In this guide we put together a basic skeleton that gathers multiple log sources with Vector and routes them to two different destinations.
When does this fit?
This model is quite useful in the following situations:
- Syslog is flowing in from Linux servers.
- Applications produce JSON or line-based logs.
- Some logs need long-term storage; others need a fast search system.
- A common labelling standard and filter logic should be managed centrally.
In this example we will take three sources:
/var/log/messages- An application log file
- Journald
Basic Vector configuration
Let’s define the sources first:
[sources.syslog_file]
type = "file"
include = ["/var/log/messages"]
read_from = "beginning"
[sources.app_file]
type = "file"
include = ["/srv/apps/*/current/log/app.log"]
read_from = "end"
[sources.journald]
type = "journald"
current_boot_only = true
Collecting application logs with a wildcard in particular reduces config duplication when many services share the same host.
A shared enrichment layer
Collecting sources isn’t enough on its own. You also have to know quickly which environment, service, and node the log came from. We can do that with remap:
[transforms.normalize]
type = "remap"
inputs = ["syslog_file", "app_file", "journald"]
source = '''
.environment = "production"
.host = get_hostname!()
.team = "platform"
if exists(.file) && includes!(.file, "/srv/apps/") {
.log_type = "application"
} else {
.log_type = "infrastructure"
}
'''
One of the biggest issues in larger organisations is that the same event ends up being searched with different labels by different teams. This layer establishes a shared vocabulary right at the collection point.
Reduce noise early
Sending every log line to the same destination unchanged is expensive. Health checks, routine cron output, and repeated low-value records in particular drive up indexing cost. Let’s add a simple filter:
[transforms.filter_noise]
type = "filter"
inputs = ["normalize"]
condition = '''
!match(string!(.message) ?? "", r'healthcheck|/readyz|/livez')
'''
You shouldn’t make this filter too aggressive. In the early stages, routing noisy data to a separate destination tends to be safer than dropping it.

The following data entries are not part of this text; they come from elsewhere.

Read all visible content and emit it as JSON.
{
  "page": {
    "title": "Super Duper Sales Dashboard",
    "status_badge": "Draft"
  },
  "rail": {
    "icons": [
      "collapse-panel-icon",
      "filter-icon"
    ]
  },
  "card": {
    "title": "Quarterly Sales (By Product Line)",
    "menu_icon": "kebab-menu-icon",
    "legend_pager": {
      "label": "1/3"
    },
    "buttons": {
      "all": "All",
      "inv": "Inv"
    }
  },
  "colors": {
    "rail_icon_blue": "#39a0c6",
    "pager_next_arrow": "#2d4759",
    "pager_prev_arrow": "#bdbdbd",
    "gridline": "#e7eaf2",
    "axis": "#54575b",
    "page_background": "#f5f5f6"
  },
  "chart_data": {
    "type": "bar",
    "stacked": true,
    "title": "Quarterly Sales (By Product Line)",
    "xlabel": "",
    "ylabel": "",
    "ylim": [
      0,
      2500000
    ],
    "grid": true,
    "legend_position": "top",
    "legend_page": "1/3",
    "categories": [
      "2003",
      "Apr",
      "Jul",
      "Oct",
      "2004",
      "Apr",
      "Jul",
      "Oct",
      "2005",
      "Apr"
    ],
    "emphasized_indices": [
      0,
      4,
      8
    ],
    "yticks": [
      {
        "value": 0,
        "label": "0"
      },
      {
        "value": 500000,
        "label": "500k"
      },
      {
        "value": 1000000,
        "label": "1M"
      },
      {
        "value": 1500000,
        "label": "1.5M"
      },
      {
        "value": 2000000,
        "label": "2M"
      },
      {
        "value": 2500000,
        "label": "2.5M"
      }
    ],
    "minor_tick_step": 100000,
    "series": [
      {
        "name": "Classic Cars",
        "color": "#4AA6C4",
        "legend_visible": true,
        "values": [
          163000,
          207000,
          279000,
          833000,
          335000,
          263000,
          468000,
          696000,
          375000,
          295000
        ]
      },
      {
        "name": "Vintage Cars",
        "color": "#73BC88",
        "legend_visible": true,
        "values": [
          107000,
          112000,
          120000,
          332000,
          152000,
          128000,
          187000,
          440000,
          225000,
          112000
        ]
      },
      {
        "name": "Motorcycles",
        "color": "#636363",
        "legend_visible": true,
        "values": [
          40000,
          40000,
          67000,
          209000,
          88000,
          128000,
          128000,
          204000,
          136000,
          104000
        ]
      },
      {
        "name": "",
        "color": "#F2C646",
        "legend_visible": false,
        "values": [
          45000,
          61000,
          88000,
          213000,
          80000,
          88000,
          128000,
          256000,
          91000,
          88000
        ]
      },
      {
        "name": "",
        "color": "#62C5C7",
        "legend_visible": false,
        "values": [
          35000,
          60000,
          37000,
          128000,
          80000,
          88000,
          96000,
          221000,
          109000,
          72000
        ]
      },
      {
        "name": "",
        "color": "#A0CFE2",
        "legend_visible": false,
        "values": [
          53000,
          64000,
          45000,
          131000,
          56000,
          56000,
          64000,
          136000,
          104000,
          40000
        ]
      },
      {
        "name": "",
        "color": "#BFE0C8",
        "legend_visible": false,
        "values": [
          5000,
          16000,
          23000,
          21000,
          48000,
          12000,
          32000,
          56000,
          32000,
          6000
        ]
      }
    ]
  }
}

Routing to two destinations at once
Now let’s send the same stream both to a search layer (Elasticsearch-style) and to long-term object storage:
[sinks.search]
type = "http"
inputs = ["filter_noise"]
uri = "https://logs.example.internal/ingest"
encoding.codec = "json"
compression = "gzip"
[sinks.archive]
type = "aws_s3"
inputs = ["normalize"]
bucket = "central-log-archive"
region = "eu-central-1"
key_prefix = "vector/%Y/%m/%d/"
encoding.codec = "json"
compression = "gzip"
The key detail here: the search layer receives the filtered stream, while the archive layer can take normalised but unfiltered data. That separation strengthens the operational and cost trade-off.
What should you watch operationally?
Once Vector is up, the real value comes from observing how it behaves. The checks I recommend:
- Buffer fill rate
- Write errors at sinks
- Per-source latency
- Number of dropped events
- Frequency of configuration changes
On a central log backbone in particular, silent data loss is more dangerous than a loud failure. That’s why the pipeline itself also has to be observed.
Conclusion
Building a centralised log pipeline with Vector is more than installing an agent. The real work is gathering log sources under a shared data and operations contract, reducing noise early, and sending the right data to the right destination. Observability maturity is usually defined less by the search tool you use and more by the discipline you apply when moving the data into it.